Teure Faschings-Geldbremse

Teure Faschings-Geldbremse
Wirbel im Stadtparlament: Stadler verkaufte in einer Notverordnung am 11.11. eine Raiffeisen-Anleihe. Verlust 165.000 Euro.

Erschreckend tiefe Einblicke in die Jonglierkunst der Politik bezüglich Schuldenverteilung gewährte Montagabend das Stadtparlament St. Pölten. Unter dem Titel "Verfügung nach Paragraph 44 NÖ Stadtrechtsgesetz" musste Bürgermeister Matthias Stadler einen Offenbarungseid berichten: Pünktlich zu Faschingsbeginn hatte er eine Anleihe der Raiffeisen-Landesbank NÖ Wien (RLB) aus dem Tilgungs-Portfolio des alten Spitals-Schuldenberges (52,5 Millionen Euro) an die Volksbanken AG verkauft und dabei einen Verlust von 165.000 Euro eingefahren.

Teure Faschings-Geldbremse

Ohne Gemeinderatsbeschluss in einer Notverordnung, um "Schaden von der Stadt abzuwenden", wie es in der Stadtrechts-Legitimation zu einer derartigen Soloaktion heißt. Die 2008 erworbene Anleihe mit Kaufzeit bis 2021 war das beste Papier im Paket, aber nachrangig eingestuft. Das heißt, dass die Stadt bei einer (unrealistischen) RLB-Pleite hinter allen Gläubigern das Nachsehen hätte.

"Ich frage mich, inwieweit die Stadt vor Schaden bewahrt wurde, wenn Sie 165.000 Euro Verlust eingefahren haben?" prüfte VP-Mandatar Anton Wagner, ein Banker, den Bürgermeister. Antwort: "Mir haben Berater, die unsere Geschäfte begleiten, diesen Schritt angeraten." Daraufhin ließ Stadler Rathaus-Finanzchef Ernst Knoth aus dem Publikum wie einen Schulbuben vorm Auditorium antreten.

"Ich muss gestehen, dass ich damals nicht so viel Erfahrung mit Wertpapieren hatte und mir die Bedeutung der Nachrangigkeit nicht so bewusst war", berichtete Knoth zerknirscht. Das Volksbanken-Kaufanbot habe es nur kurze Zeit gegeben, der Kurs sei vertretbar gewesen. Seit 2008 habe die Anleihe 280.000 Euro Zinsen erwirtschaftet und "damit den Kaufverlust wett gemacht".

Die (Euro-)Finanzkrise scheint die Politikernerven bloß gelegt zu haben.

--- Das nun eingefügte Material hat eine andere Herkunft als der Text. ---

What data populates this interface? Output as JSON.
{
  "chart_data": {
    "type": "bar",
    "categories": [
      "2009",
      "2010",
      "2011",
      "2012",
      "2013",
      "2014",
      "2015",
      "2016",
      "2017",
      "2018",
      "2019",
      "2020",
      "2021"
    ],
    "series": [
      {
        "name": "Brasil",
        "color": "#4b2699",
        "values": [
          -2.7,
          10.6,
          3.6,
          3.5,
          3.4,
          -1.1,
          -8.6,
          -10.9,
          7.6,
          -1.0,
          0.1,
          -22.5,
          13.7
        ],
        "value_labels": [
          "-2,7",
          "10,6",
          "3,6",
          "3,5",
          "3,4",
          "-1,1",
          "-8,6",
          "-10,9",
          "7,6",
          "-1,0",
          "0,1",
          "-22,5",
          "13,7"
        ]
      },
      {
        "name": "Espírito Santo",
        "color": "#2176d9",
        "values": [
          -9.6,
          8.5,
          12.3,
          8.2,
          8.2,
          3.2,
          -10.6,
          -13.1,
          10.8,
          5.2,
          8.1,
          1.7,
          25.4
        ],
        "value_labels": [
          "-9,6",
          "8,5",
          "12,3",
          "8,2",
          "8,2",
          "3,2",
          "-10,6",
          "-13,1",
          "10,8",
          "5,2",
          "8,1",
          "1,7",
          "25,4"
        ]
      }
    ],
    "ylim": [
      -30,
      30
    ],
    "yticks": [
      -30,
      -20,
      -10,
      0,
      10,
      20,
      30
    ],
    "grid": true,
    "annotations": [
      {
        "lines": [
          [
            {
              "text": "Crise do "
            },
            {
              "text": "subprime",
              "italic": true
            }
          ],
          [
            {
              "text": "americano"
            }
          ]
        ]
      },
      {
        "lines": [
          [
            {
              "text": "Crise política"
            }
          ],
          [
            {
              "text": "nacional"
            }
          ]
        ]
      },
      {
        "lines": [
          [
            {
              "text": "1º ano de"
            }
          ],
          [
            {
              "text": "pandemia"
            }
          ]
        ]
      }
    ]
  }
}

Stadler: "Angesichts der anhaltenden Turbulenzen auf den Finanzmärkten kann keiner von uns sagen, was in zwei, drei Monaten oder in einem Jahr ist, geschweige denn 2021." Der wahre Grund des Notverkaufs ist jedoch für VP, FP und Grüne nicht nachvollziehbar.